Vio kembali menutup matanya seolah tertidur tidak memperdulikan pertanyaan yang di lontarkan ayahnya.
"Bayi nakal ini, berani sekali mengabaikan pertanyaan ku."
Hendry Cooper Asisten yang sedang menyetir sesekali melihat dari kaca depan, tersenyum tipis melihat tuannya. Semoga saja dengan kedatangan nona kecilnya bisa menghidupkan hidup tuannya yang suram. doa Hendry dalam hati.
Mobil melaju dengan kecepatan sedang sesuai permintaan tuannya karena sedang membawa bayi supaya nona mudanya nyaman, di ikuti beberapa mobil yang berjalan di belakangnya mengawal tuan dan nona kecilnya.
Setelah beberapa menit akhirnya tujuan untuk menemui Orang tua tuannya sampai, terlihat mansion besar dengan halaman yang sangat luas.
Di dalam mansion sepasang suami istri paruh baya menunggu kedatangan anaknya yang katanya akan memberi kejutan untuk mereka.
Dari pintu utama pelayan berbaris rapi ketika tuannya melewati mereka para pelayan itu menunduk tanda hormat.
Sampai di ruang keluarga sembari menggendong bayi buntalnya terlihat kedua orang tua itu terkejut dengan yang di bawa anaknya.

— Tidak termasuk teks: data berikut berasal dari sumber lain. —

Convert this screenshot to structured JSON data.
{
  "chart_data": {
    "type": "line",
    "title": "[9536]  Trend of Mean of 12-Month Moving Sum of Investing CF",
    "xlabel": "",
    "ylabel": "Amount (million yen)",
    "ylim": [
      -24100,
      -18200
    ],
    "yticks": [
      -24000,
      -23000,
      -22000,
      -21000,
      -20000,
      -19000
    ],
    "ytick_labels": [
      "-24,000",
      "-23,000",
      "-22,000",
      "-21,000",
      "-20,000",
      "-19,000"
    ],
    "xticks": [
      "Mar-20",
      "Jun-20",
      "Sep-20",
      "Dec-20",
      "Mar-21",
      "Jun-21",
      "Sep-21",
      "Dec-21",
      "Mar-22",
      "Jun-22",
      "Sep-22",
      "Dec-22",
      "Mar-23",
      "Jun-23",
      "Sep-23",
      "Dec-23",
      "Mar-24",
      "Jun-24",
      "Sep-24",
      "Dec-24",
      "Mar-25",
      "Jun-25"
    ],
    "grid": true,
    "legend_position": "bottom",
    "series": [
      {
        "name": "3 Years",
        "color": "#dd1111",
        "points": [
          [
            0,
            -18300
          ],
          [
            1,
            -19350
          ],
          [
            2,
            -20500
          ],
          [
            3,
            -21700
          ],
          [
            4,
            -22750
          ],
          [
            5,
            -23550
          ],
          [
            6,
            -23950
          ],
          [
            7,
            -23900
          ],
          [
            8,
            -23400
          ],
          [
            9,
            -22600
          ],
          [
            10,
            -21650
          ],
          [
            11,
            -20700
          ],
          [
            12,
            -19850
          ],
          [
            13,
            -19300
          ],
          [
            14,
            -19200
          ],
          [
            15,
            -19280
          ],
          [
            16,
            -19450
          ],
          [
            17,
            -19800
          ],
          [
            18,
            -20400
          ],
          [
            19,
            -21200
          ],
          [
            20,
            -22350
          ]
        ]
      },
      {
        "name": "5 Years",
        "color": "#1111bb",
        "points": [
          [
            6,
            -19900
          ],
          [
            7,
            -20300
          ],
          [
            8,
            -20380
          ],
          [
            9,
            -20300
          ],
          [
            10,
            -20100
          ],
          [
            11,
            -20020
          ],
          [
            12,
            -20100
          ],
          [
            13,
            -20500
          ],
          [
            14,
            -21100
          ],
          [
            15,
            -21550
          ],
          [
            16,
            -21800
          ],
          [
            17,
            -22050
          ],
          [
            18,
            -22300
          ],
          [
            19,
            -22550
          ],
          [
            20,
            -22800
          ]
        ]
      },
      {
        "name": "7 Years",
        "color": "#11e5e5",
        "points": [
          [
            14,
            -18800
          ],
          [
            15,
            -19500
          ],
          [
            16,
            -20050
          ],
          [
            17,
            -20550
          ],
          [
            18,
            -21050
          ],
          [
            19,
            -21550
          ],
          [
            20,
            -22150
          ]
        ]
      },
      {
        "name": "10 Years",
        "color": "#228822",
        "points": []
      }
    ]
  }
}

"Anak siapa yang kau culik itu hah?!" Ibu Hattrick Maggie Gyllenhaal Van Damme. Berteriak ketika melihat anaknya membawa bayi itu.
Vio yang terkejut membuka matanya lebar.
"Mah, jangan berteriak."
Maggie tersadar ketika teriakannya tadi membuat bayi itu terkejut.
Menghampiri bayi yang di gendong putranya "Berikan bayi itu." Dengan terpaksa Hattrick memberikan bayinya pada Mamanya itu.
Mereka duduk dengan Maggie yang melihat wajah bayi yang di gendongannya.
"Jadi bisa kau jelaskan bayi siapa yang kau bawa ini?" Maggio Napoli Claude Van Damme Bertanya dengan raut datar sesekali matanya melirik bayi yang di gendongan istrinya. sangat cantik. Pikirnya.
"Dia anaku dengan Cassandra." Jawab Hattrick singkat.
"Jadi Cassandra hamil ketika kalian bercerai?"Di angguki Hattrick sebagai jawaban.
Maggie masih fokus dengan cucunya itu, dia sangat bahagia akhirnya bisa menggendong cucu yang di inginkan apalagi cucunya sangat cantik mirip sekali dengan anaknya.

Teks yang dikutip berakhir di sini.